On the issue of Iraq, by the time the summer of ‘06 rolled around the mantra “stay the course” revealed that the Bush administration had a tin ear to rival John Kerry’s. For a party saddled with corruption and a war which threatened to rewrite the definition of quagmire, any suggestion of “business as usual” registered as dangerously disingenuous.

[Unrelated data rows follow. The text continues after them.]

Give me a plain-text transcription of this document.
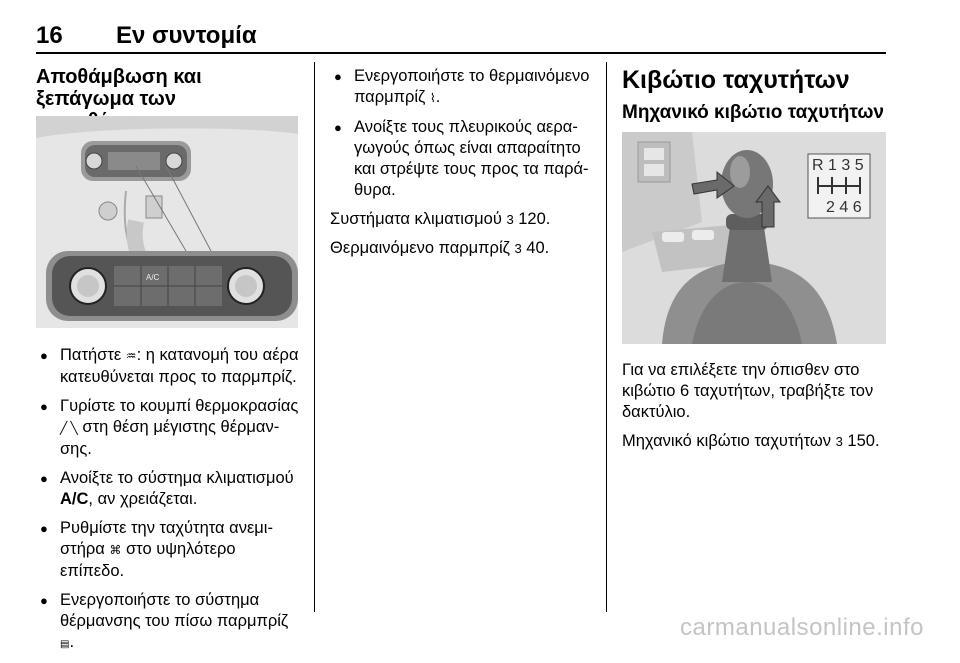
16 Εν συντομία
Αποθάμβωση και ξεπάγωμα των
A/C
● Πατήστε ♒: η κατανομή του αέρα
κατευθύνεται προς το παρμπρίζ.
● Γυρίστε το κουμπί θερμοκρασίας
╱ ╲ στη θέση μέγιστης θέρμαν-
σης.
● Ανοίξτε το σύστημα κλιματισμού
A/C, αν χρειάζεται.
● Ρυθμίστε την ταχύτητα ανεμι-
στήρα ⌘ στο υψηλότερο επίπεδο.
● Ενεργοποιήστε το σύστημα
θέρμανσης του πίσω παρμπρίζ
▤.
● Ενεργοποιήστε το θερμαινόμενο
παρμπρίζ ⌇.
● Ανοίξτε τους πλευρικούς αερα-
γωγούς όπως είναι απαραίτητο
και στρέψτε τους προς τα παρά-
θυρα.

Συστήματα κλιματισμού 3 120.

Θερμαινόμενο παρμπρίζ 3 40.

Κιβώτιο ταχυτήτων
Μηχανικό κιβώτιο ταχυτήτων
R 1 3 5
2 4 6

Για να επιλέξετε την όπισθεν στο
κιβώτιο 6 ταχυτήτων, τραβήξτε τον
δακτύλιο.

Μηχανικό κιβώτιο ταχυτήτων 3 150.

carmanualsonline.info
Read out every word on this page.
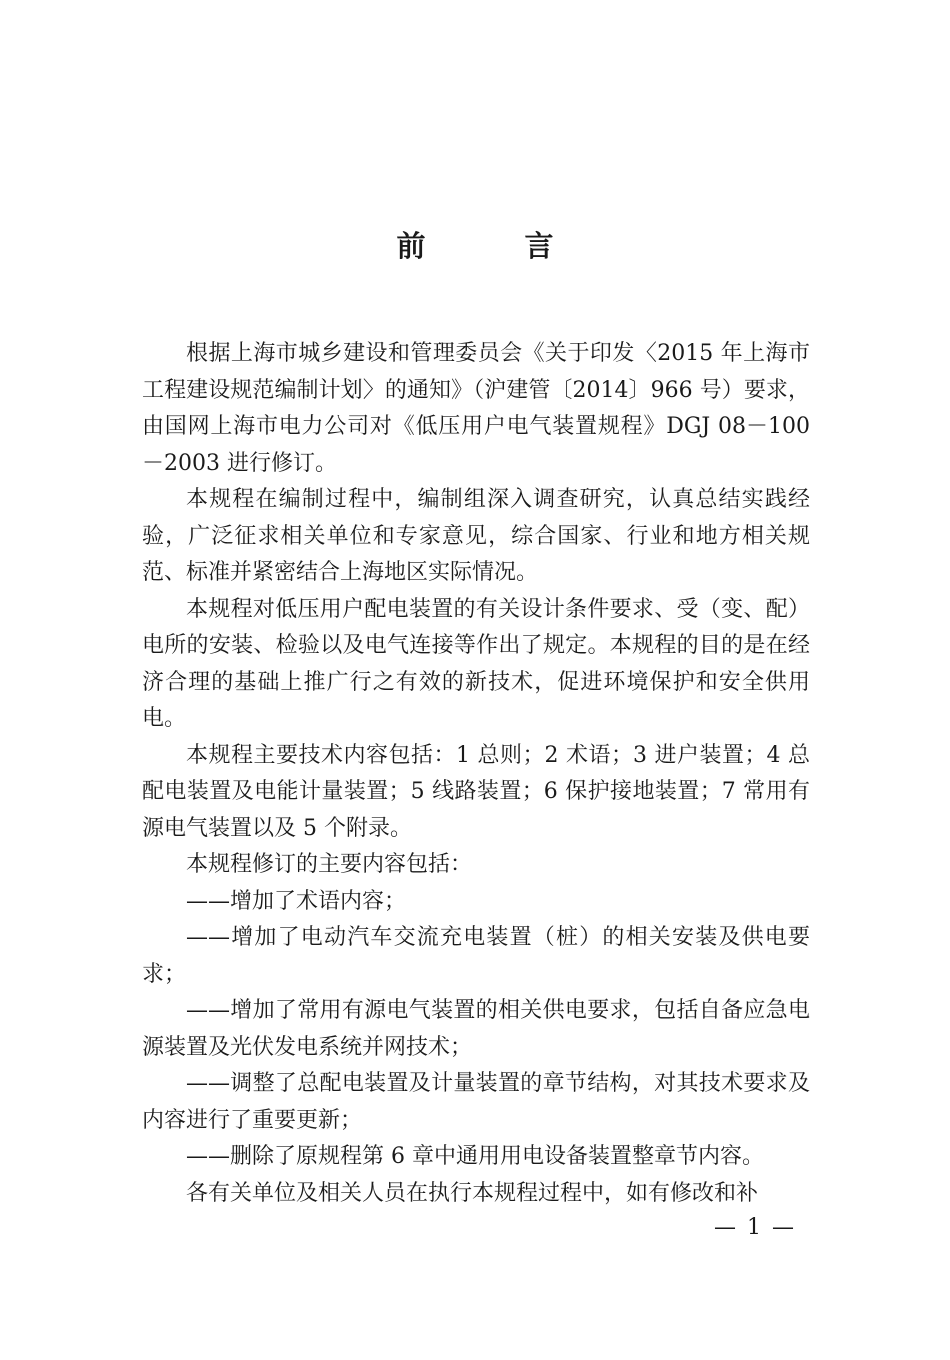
前　言

根据上海市城乡建设和管理委员会《关于印发〈2015 年上海市工程建设规范编制计划〉的通知》（沪建管〔2014〕966 号）要求，由国网上海市电力公司对《低压用户电气装置规程》DGJ 08－100－2003 进行修订。

本规程在编制过程中，编制组深入调查研究，认真总结实践经验，广泛征求相关单位和专家意见，综合国家、行业和地方相关规范、标准并紧密结合上海地区实际情况。

本规程对低压用户配电装置的有关设计条件要求、受（变、配）电所的安装、检验以及电气连接等作出了规定。本规程的目的是在经济合理的基础上推广行之有效的新技术，促进环境保护和安全供用电。

本规程主要技术内容包括：1 总则；2 术语；3 进户装置；4 总配电装置及电能计量装置；5 线路装置；6 保护接地装置；7 常用有源电气装置以及 5 个附录。

本规程修订的主要内容包括：

——增加了术语内容；

——增加了电动汽车交流充电装置（桩）的相关安装及供电要求；

——增加了常用有源电气装置的相关供电要求，包括自备应急电源装置及光伏发电系统并网技术；

——调整了总配电装置及计量装置的章节结构，对其技术要求及内容进行了重要更新；

——删除了原规程第 6 章中通用用电设备装置整章节内容。

各有关单位及相关人员在执行本规程过程中，如有修改和补

— 1 —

Now, a decade and two bloody years after Newt Gringrich swept to power with his Contract For America, old Buchanan looks something like a prophet. Oregon, with its staunch leftiness and disdain for GW, does not stand marginalized with other progressive enclaves. Bush has said, rightfully so, that you can’t run a country based on polls. He has pointed out that “historians are still studying the presidency of George Washington,” and leaves it to history to sort out the tumultuous years of his term. For a new majority on both left and right coasts, and even in the heartland, such distant perspective is obviously perceived as a luxury we may not be able to afford.

Thomas Frank, in the post-2004 afterword to his best-selling deconstruction of red-state mind-think, What’s The Matter With Kansas? wrote about how, “dazed Democrats wandered upstairs for another long winter’s nap.” Though the mid-term election of 2006 may not yet herald dawn, Democrats can be forgiven for any visions of the future which may be dancing in their heads.